En cuanto al aumento de la contribución china al Fondo Monetario Internacional (FMI) que le reclaman tanto desde EE UU como otras potencias mundiales, Wen se ha pronunciado a favor de que "todos asuman las responsabilidades conjuntamente conforme a sus cuotas". "El incremento por parte de cualquier paí­s debe ser considerado según la situación de cada nación y sobre la base del principio de voluntariedad", ha destacado.
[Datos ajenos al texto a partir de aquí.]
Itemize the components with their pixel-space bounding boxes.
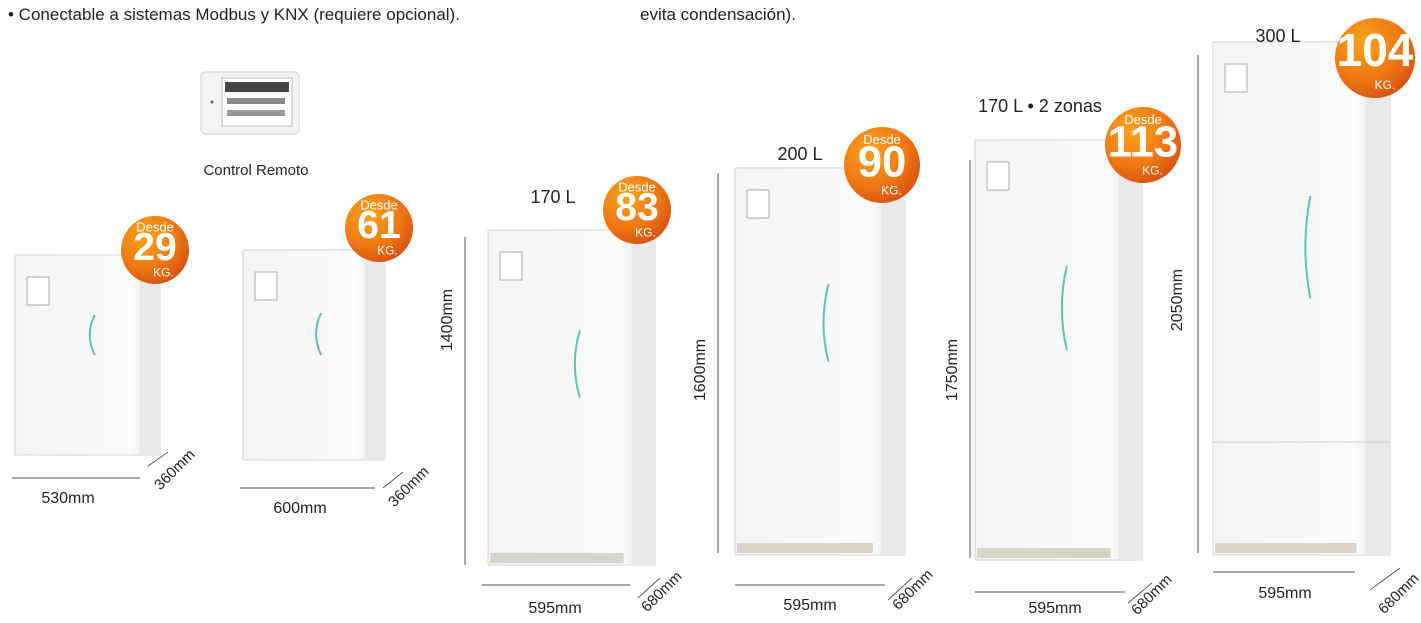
capacity-label: 300 L (1255, 26, 1300, 46)
heat-pump-unit (243, 250, 385, 460)
unit-side (1119, 144, 1142, 560)
heat-pump-unit (975, 140, 1142, 560)
unit-side (1365, 46, 1390, 555)
height-label: 2050mm (1169, 269, 1186, 331)
heat-pump-unit (1213, 42, 1390, 555)
unit-body (975, 140, 1142, 560)
panel (500, 252, 522, 280)
header-bullet: • Conectable a sistemas Modbus y KNX (re… (8, 5, 460, 24)
badge-weight: 83 (615, 186, 658, 229)
height-label: 1750mm (944, 339, 961, 401)
panel (747, 190, 769, 218)
header-note: evita condensación). (640, 5, 796, 24)
unit-base (1215, 543, 1357, 553)
depth-label: 680mm (1375, 570, 1421, 617)
unit-base (977, 548, 1111, 558)
unit-side (140, 259, 160, 455)
unit-side (881, 172, 905, 555)
remote-label: Control Remoto (203, 162, 308, 179)
height-label: 1400mm (439, 289, 456, 351)
height-label: 1600mm (692, 339, 709, 401)
badge-weight: 113 (1108, 117, 1178, 166)
unit-side (365, 254, 385, 460)
remote-control (201, 72, 299, 134)
heat-pump-unit (735, 168, 905, 555)
badge-unit: KG. (153, 266, 174, 280)
width-label: 595mm (783, 597, 836, 614)
width-label: 530mm (41, 490, 94, 507)
width-label: 595mm (528, 600, 581, 617)
badge-unit: KG. (635, 226, 656, 240)
depth-label: 360mm (385, 463, 432, 510)
badge-unit: KG. (377, 244, 398, 258)
unit-side (632, 234, 655, 565)
panel (255, 272, 277, 300)
capacity-label: 170 L • 2 zonas (978, 96, 1102, 116)
badge-weight: 29 (133, 226, 176, 269)
width-label: 600mm (273, 500, 326, 517)
badge-weight: 61 (357, 204, 400, 247)
panel (1225, 64, 1247, 92)
width-label: 595mm (1028, 600, 1081, 617)
unit-base (737, 543, 873, 553)
badge-weight: 104 (1337, 24, 1414, 76)
brochure: • Conectable a sistemas Modbus y KNX (re… (0, 0, 1421, 618)
unit-base (490, 553, 624, 563)
capacity-label: 170 L (530, 187, 575, 207)
depth-label: 680mm (1128, 571, 1175, 618)
heat-pump-unit (488, 230, 655, 565)
width-label: 595mm (1258, 585, 1311, 602)
heat-pump-unit (15, 255, 160, 455)
badge-unit: KG. (881, 184, 902, 198)
unit-body (735, 168, 905, 555)
panel (27, 277, 49, 305)
badge-unit: KG. (1375, 78, 1396, 92)
badge-unit: KG. (1142, 164, 1163, 178)
capacity-label: 200 L (777, 144, 822, 164)
badge-weight: 90 (858, 137, 907, 186)
depth-label: 680mm (889, 566, 936, 613)
unit-body (1213, 42, 1390, 555)
panel (987, 162, 1009, 190)
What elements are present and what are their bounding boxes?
Sobre este punto, ha añadido que la estructura de la administración interna del organismo internacional debe reformarse para evitar riesgos financieros y de inversión, equilibrar los derechos y deberes y prestar más atención a los intereses de los paí­ses en ví­as de desarrollo.

El ministro chino de Relaciones Exteriores, Yang Jiechi, dijo que los asuntos tibetanos son exclusivamente asuntos internos de China, e instó a Estados Unidos (EEUU) a que deje de interferir en los asuntos internos de China a través del asunto del Tí­bet.
"Tí­bet es una parte inalienable del territorio chino y los asuntos tibetanos son exclusivamente asuntos internos de China", dijo Yang.

El ministro Yang expresó la enérgica oposición y la indignación vehemente por parte de China, frente las recientes declaraciones hechas por el Gobierno estadounidense y por la aprobación este miércoles por la Cámara de Representantes de EEUU de una resolución sobre el Tí­bet, la cual habí­a presentado un grupo de congresistas en contra de China.